Replace standard items with matching items with the old Zyte Automatic Extraction schema.

This item pipeline is intended to help in the migration from Zyte Automatic Extraction to Zyte API automatic extraction.

In the simplest scenarios, it can be added to the ITEM_PIPELINES setting in migrated code to ensure that the schema of output items matches the old schema.

In scenarios where page object classes were being used to fix, extend or customize extraction, it is recommended to migrate page object classes to the new schemas, or move page object class code to the corresponding spider callback.

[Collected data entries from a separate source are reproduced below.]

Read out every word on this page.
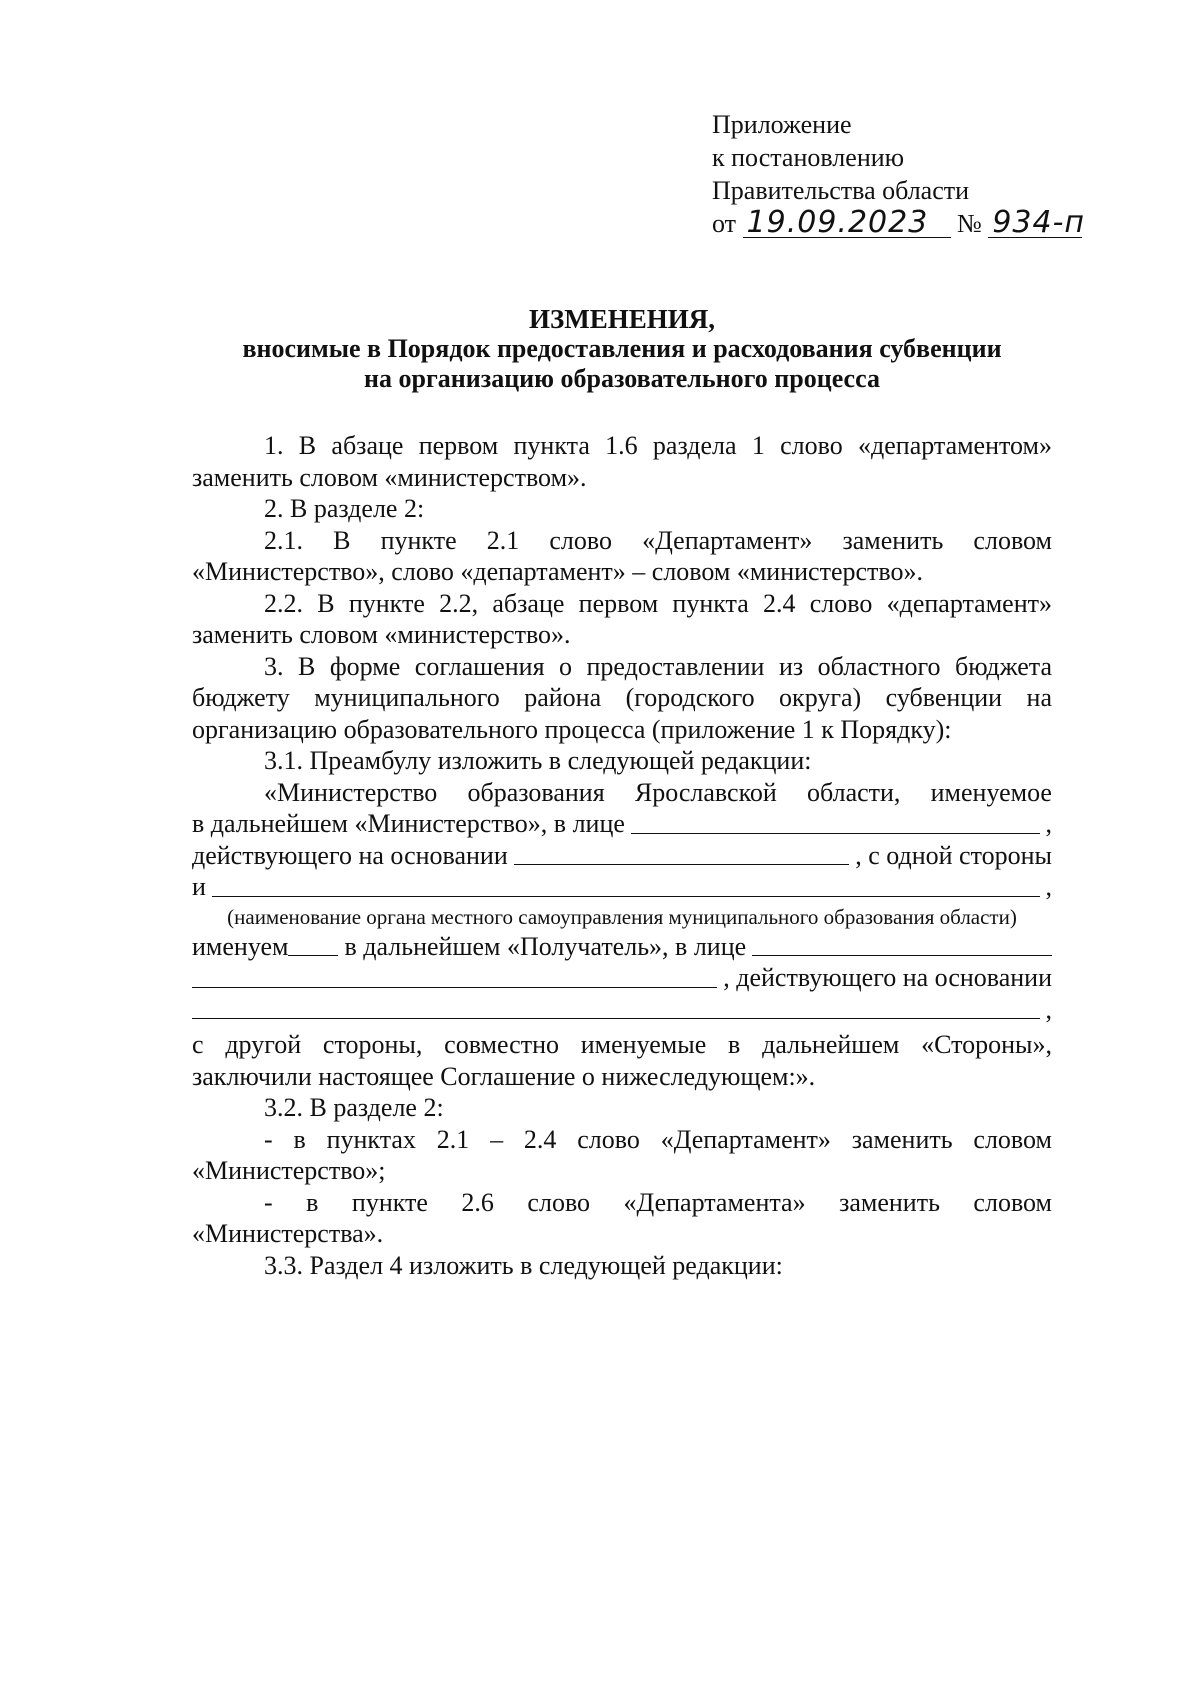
Приложение
к постановлению
Правительства области
от 19.09.2023 № 934-п
ИЗМЕНЕНИЯ,
вносимые в Порядок предоставления и расходования субвенции
на организацию образовательного процесса

1. В абзаце первом пункта 1.6 раздела 1 слово «департаментом» заменить словом «министерством».

2. В разделе 2:

2.1. В пункте 2.1 слово «Департамент» заменить словом «Министерство», слово «департамент» – словом «министерство».

2.2. В пункте 2.2, абзаце первом пункта 2.4 слово «департамент» заменить словом «министерство».

3. В форме соглашения о предоставлении из областного бюджета бюджету муниципального района (городского округа) субвенции на организацию образовательного процесса (приложение 1 к Порядку):

3.1. Преамбулу изложить в следующей редакции:

«Министерство образования Ярославской области, именуемое
в дальнейшем «Министерство», в лице	,
действующего на основании	, с одной стороны
и	,
(наименование органа местного самоуправления муниципального образования области)
именуем в дальнейшем «Получатель», в лице
, действующего на основании
,

с другой стороны, совместно именуемые в дальнейшем «Стороны», заключили настоящее Соглашение о нижеследующем:».

3.2. В разделе 2:

- в пунктах 2.1 – 2.4 слово «Департамент» заменить словом «Министерство»;

- в пункте 2.6 слово «Департамента» заменить словом «Министерства».

3.3. Раздел 4 изложить в следующей редакции:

If you have callbacks with custom code based on the old schema, you can either migrate that code, and ideally move it to a page object class, or use zyte_common_items.ae.downgrade at the beginning of the callback, e.g.:

from zyte_common_items import ae

...


def parse_product(self, response: DummyResponse, product: Product):
    product = ae.downgrade(product)
    ...
class zyte_common_items.pipelines.DropLowProbabilityItemPipeline(crawler)

Item pipeline that drops items that have a low probability.

The ITEM_PROBABILITY_THRESHOLDS setting determines the probability thresholds. By default, items with probability < 0.1 are dropped.

dict objects with items as values are supported. For those, the probability of each item is evaluated, and items with a low probability are removed from the dict. If the dict ends up empty, it is dropped entirely.

ITEM_PROBABILITY_THRESHOLDS

Default: {"default": 0.1}

Allows defining a threshold for each item class and a default threshold for any other item class.

Thresholds for item classes can be defined using either an import path of the item class or directly using the item class itself.

For example:

from zyte_common_items import Article

ITEM_PROBABILITY_THRESHOLDS = {
    Article: 0.2,
    "zyte_common_items.Product": 0.3,
    "default": 0.15,
}

Log formatters

class zyte_common_items.log_formatters.ZyteLogFormatter

Log formatter that implements support for InfoDropItem.

class zyte_common_items.log_formatters.InfoDropItem(message: str, log_level: str | None = None)

DropItem subclass for items that should be dropped with an INFO message (instead of the default WARNING message).

It is used, for example, by DropLowProbabilityItemPipeline.